SUKABUMIUPDATE.com - Polresta Bogor Kota menetapkan remaja yang tewas akibat menyetop truk demi konten di media sosial saat melintas di Jalan Sholeh Iskandar yang viral, sebagai korban tabrak lari.

Korban tewas akibat sopir inisial AR (38 tahun) dengan sengaja tidak menghentikan kendaraannya pada Kamis malam, 5 Januari 2023, sehingga kini ditetapkan sebagai tersangka. "Sudah tersangka," kata Kapolresta Bogor Kota Kombes Bismo Teguh Prakoso kepada wartawan pada Rabu malam, 11 Januari 2023.

Bismo menyampaikan sopir berikut barang bukti berupa truk telah diamankan Unit Penegakan Hukum (Gakkum) Satlantas Polresta Bogor Kota.

Menurut laporan Satlantas Polresta Bogor Kota, benar ada lebih dari dua orang pada saat kejadian atau Kamis malam, 5 Januari 2023 di Jalan Sholeh Iskandar sedang memberhentikan truk. Mereka melakukan hal itu untuk sebuah konten, yang biasa disebut sebagai Rojali.

Saat menghentikan truk, seorang remaja berusia 20 tahun tewas di tempat akibat tertabrak truk yang dihentikannya. Truk tersebut kabur hingga kemudian berhasil ditangkap tiga hari kemudian.

Kasatlantas Polresta Bogor Kota Kompol Galih Apria menerangkan setelah mendapatkan laporan, petugas Satlantas segera melakukan olah tempat kejadian perkara (TKP) serta mencari informasi baik melalui saksi maupun beberapa video.

"Malam itu juga kami terus menggali informasi dan mengejar sopir truk tersebut, selama tiga hari pencarian akhirnya ditemukan, sopir truk (AR, 38 tahun) berikut dengan kendaraan truk tersebut. Saat malam itu, truk mengangkut seplit atau batu pasir, untuk muatan tidak melebihi kapasitas," kata Galih.

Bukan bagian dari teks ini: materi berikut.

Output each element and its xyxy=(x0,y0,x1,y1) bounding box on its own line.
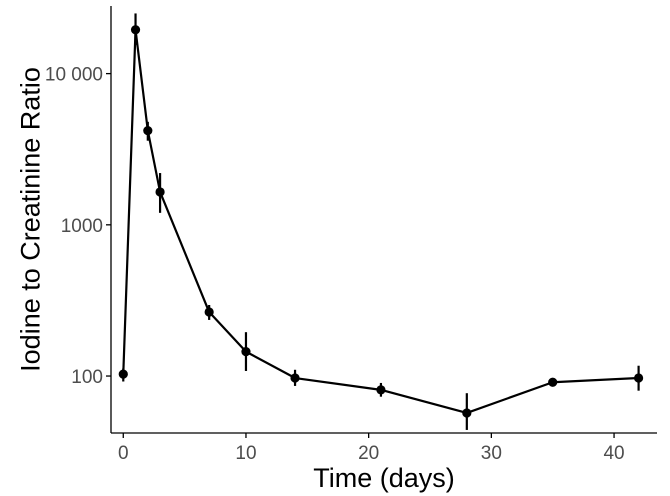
y-tick-label: 1000 xyxy=(61,216,103,237)
x-tick-label: 20 xyxy=(358,443,379,464)
x-ticks: 0 10 20 30 40 xyxy=(118,433,625,464)
data-point xyxy=(204,307,214,317)
y-axis-title: Iodine to Creatinine Ratio xyxy=(15,67,45,372)
data-point xyxy=(633,373,644,383)
data-point xyxy=(290,373,300,383)
x-axis-title: Time (days) xyxy=(313,463,455,493)
data-point xyxy=(548,377,558,387)
data-point xyxy=(241,347,251,357)
y-tick-label: 10 000 xyxy=(45,65,103,86)
data-point xyxy=(118,369,128,379)
y-tick-label: 100 xyxy=(71,367,103,388)
x-tick-label: 30 xyxy=(481,443,502,464)
x-tick-label: 40 xyxy=(603,443,624,464)
data-point xyxy=(143,125,153,136)
series-line xyxy=(122,28,639,415)
x-tick-label: 10 xyxy=(235,443,256,464)
data-point xyxy=(155,187,165,197)
series-group xyxy=(118,13,644,430)
x-tick-label: 0 xyxy=(118,443,129,464)
data-point xyxy=(376,385,386,395)
data-point xyxy=(462,408,472,418)
data-point xyxy=(130,25,141,35)
axes xyxy=(110,6,657,434)
y-ticks: 100 1000 10 000 xyxy=(45,65,111,388)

Pada Selasa, 10 Januari 2023, petugas telah melakukan pendalaman dan meminta keterangan dari sang sopir, apakah ada unsur kesengajaan atau kelalaian dengan disadari atau tanpa disadari. "Kami akan melihat dari beberapa sudut pandang keterangan, maupun hasil olah TKP, kemarin malam juga kami akan lakukan tes urine terhadap sopir truk tersebut," ujar Galih.

Kompol Galih menyampaikan hasil gelar perkara kecelakaan lalu lintas (laka lantas) pada Rabu, 11 Januari 2023, kepolisian memutuskan AR sebagai tersangka dan harus mempertanggungjawabkan perbuatannya sesuai Pasal 312 UU Lalu Lintas Nomor 22 Tahun 2009.

Hal itu karena AR terbukti dengan sengaja tidak menghentikan kendaraannya, tidak memberikan pertolongan, atau tidak melaporkan kecelakaan lalu lintas kepada polisi sebagaimana dimaksud dalam Pasal 231 ayat (1) huruf a, huruf b, dan huruf c tanpa alasan yang patut dipidana dengan pidana penjara paling lama tiga tahun.

Dalam keterangannya kepada petugas, kata Galih, sopir truk sempat melanjutkan pekerjaannya, dan selama dua hari bersembunyi di rumahnya.